The job was completed in 2.5 months over winter. For the sake of downtown’s economy, the job had to be done in a way that people could still access businesses on Front Street. “We had to prove you could still go to lunch in Poulsbo” during the project, he said.

No. 3. In 1999, ADA Engineering oversaw the resurfacing of streets and installation of new sidewalks in downtown Port Townsend, and finished the job in time for the filming of the Ethan Hawke/Max von Sydow movie, “Snow Falling on Cedars.”

No. 4. In 2011, ADA engineered the repair of the Fjord Drive slide area. The project required the construction of retaining walls using soil nails.  Other major projects include engineering a 27-mile waterline from the Olympic Mountains to Port Townsend; and the engineering for a powerhouse and four generators for Rocky Brook Electric, which was built with private funds and sold electricity to Seattle City Light.

Armstrong said “working with all the great people” is his best memory of the ADA years, particularly the 10 mayors he served as engineer.

“They were concerned about their community. They wanted it to be a great place,” he said.

Armstrong said Frank Raab was “the nicest mayor we ever had. He let everybody say their piece at council meetings,” with the result that “his council meetings went forever.”

Armstrong appreciated Mayor Clyde Caldart’s intellect. “He could write a letter that would send government officials scurrying for their dictionaries,” he said. “Clyde had a way with words.” Incidentally, Caldart’s wife, Cora, was the first employee of the old Roats Engineering firm in 1957.
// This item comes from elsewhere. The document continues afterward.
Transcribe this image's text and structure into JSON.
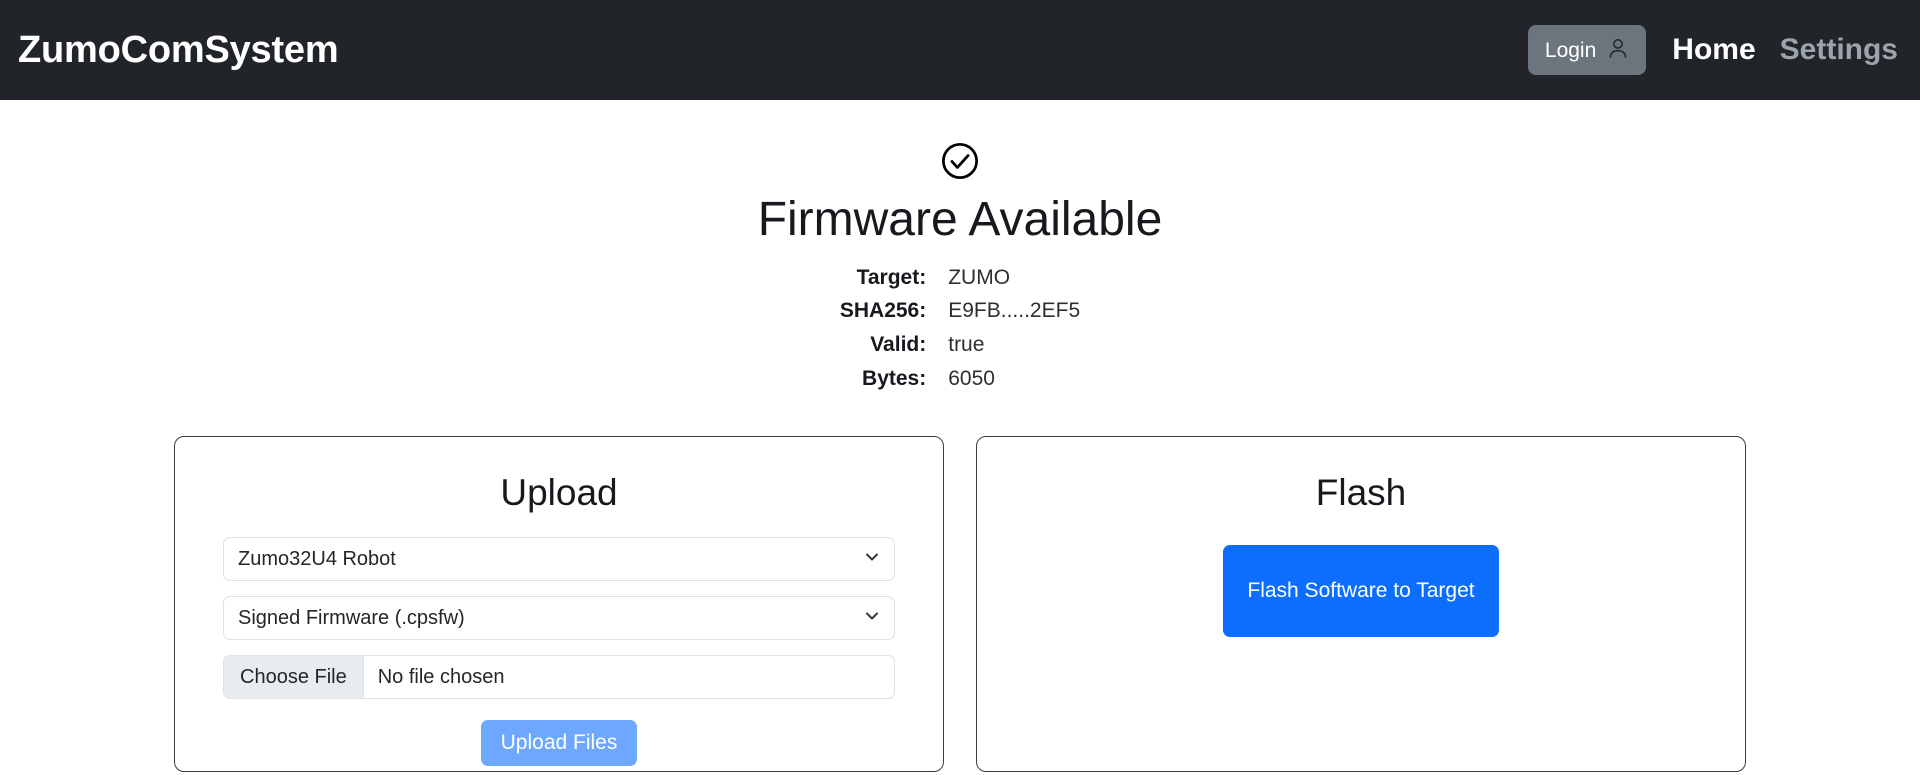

Some of the council members he remembers as “outstanding”: George Knudsen, Bob Burns, Joe Engman the “Oyster Man,” Pete Peterson, and Connie Lord. “She looks into a project, does her research, and knows what’s going on,” he said.

Armstrong grew up in Bly, Ore., graduated from high school in Pomeroy in Garfield County, and spent time with his grandparents in Miller Bay, where his great-grandparents settled in 1916. He and Elda met at WSU, where she earned a degree in home economics with five minors. She was ADA’s office manager from 1986 till the business closed.

Their three children are accomplished in their careers and as athletes; each has run the Boston Marathon at least twice. Son Mike is an emergency room doctor at Harrison Medical Center. Daughter Ann is a physical therapist who was once rated 14th of America’s women runners. Son Greg is a civil engineer for the state Transportation Improvement Board.

While he’s looking forward to retirement, Armstrong said he’s going to miss ADA. “I’ve enjoyed so much working for the city and with everybody in North Kitsap,” he said. “It’s kind of hard to give it up.”